Pour les unes, la mise en évidence des exploits féminins est une occasion de fêter les succès des femmes. Pour les autres, souligner ainsi une évidence revient à la disqualifier: comme s’il était inhabituel qu’une femme soit performante en escalade.

Différences au sommet

Si les hommes sont actuellement champions de la difficulté en escalade, l’écart avec les femmes s’amenuise: Chris Sharma et Adam Ondra maîtrisent le 9b, les meilleures femmes en sont pour l’heure au 9a/+, où l’on a vu se distinguer en 2005 déjà la Basque Josune Bereziartu dans Bimbaluna, puis Ashima Shiraishi en 2015 dans Open your Mind direct et Ciudad de Dios. Situation analogue en escalade de bloc, où les sexes ne diffèrent que d’un cheveu: alors que Fred Nicole et Daniel Woods maîtrisent le 8c, on voit des femmes se hisser au 8b+, comme Shauna Coxsey dans New Base Line ou Alex Puccio dans Jade. Si les femmes sont toujours légèrement en retrait, c’est peut-être parce qu’elles sont encore moins nombreuses à pratiquer l’escalade, et plus rares encore dans le groupe des athlètes de pointe.

Le plus grand écart entre les sexes se remarque dans le registre des premières, ces exploits que Nina Caprez ne veut justement pas voir mélangés avec les «premières féminines», bien moins méritoires. Jusqu’ici, ce sont bien les hommes que l’on a vu chercher de nouvelles lignes, découvrir, nettoyer, et escalader. Les premières féminines ardues qu’ont par exemple réalisées Sasha DiGiulian avec Rolihlahla (5.14c; 8c+) ou Paige Claassen avec Digital Warfare (5.14a; 8b+) sont pour la plupart, à ce jour, des projets déjà équipés et ouverts n’attendant plus que des répétiteurs. Jusqu’ici, on n’a guère vu de femmes se lançant à la découverte de nouvelles parois pour définir des lignes, nettoyer la roche et l’équiper pour l’escalade.

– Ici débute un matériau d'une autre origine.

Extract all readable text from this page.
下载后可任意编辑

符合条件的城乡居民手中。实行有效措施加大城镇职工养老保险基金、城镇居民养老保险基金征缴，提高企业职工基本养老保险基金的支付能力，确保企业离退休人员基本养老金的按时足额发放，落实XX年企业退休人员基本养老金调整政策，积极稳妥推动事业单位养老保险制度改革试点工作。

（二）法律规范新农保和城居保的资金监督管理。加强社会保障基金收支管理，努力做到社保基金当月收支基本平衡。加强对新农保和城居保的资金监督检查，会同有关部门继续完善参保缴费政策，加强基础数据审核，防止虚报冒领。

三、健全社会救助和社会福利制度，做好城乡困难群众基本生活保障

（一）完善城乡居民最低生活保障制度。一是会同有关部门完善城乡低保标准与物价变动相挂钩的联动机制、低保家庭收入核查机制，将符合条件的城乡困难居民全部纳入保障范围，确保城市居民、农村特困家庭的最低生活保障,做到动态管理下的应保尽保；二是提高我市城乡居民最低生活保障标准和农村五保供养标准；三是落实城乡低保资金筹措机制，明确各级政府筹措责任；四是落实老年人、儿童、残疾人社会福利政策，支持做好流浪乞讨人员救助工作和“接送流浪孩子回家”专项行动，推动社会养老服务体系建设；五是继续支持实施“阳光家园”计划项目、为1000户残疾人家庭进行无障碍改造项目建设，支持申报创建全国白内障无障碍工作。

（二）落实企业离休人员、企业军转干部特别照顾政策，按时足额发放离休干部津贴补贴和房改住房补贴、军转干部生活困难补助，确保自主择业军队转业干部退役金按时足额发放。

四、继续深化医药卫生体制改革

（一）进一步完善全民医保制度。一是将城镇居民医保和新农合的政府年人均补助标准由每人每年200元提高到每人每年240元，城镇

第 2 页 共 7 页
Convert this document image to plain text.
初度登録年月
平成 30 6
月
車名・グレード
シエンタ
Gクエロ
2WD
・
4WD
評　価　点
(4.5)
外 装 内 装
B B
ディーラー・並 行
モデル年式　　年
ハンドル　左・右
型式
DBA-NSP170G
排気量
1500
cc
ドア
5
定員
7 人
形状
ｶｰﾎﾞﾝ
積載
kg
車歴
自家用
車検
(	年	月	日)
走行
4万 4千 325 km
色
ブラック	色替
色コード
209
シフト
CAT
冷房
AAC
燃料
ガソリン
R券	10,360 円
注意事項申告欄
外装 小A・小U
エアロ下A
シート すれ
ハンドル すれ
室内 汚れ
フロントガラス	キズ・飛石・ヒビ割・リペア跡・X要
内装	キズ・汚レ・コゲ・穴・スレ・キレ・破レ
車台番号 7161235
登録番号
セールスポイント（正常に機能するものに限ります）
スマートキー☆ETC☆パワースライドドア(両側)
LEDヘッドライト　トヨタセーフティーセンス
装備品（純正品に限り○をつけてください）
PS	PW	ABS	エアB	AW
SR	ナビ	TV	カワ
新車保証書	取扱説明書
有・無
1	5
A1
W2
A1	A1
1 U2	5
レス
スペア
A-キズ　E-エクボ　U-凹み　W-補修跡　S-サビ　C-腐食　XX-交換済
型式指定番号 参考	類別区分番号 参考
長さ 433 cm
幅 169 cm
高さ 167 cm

En étudiant les mouvements des pratiquants de l’escalade, Ingrid Bähr (Institut für Sportwissenschaft de la J.W. Goethe-Universität de Francfort) a découvert qu’ils différaient moins entre les hommes et les femmes que dans d’autres activités sportives. Elle a constaté que l’escalade offrait un véritable potentiel pour «l’égalisation des genres (undoing gender)». Détail piquant: lorsque Lynn Hill, la plus remarquable pionnière de l’escalade, mit à son palmarès en 1991 la première absolue du Nose (8b+, 1000m) en libre, l’abréviation FFA signifiait encore «First Free Ascent» (première escalade libre).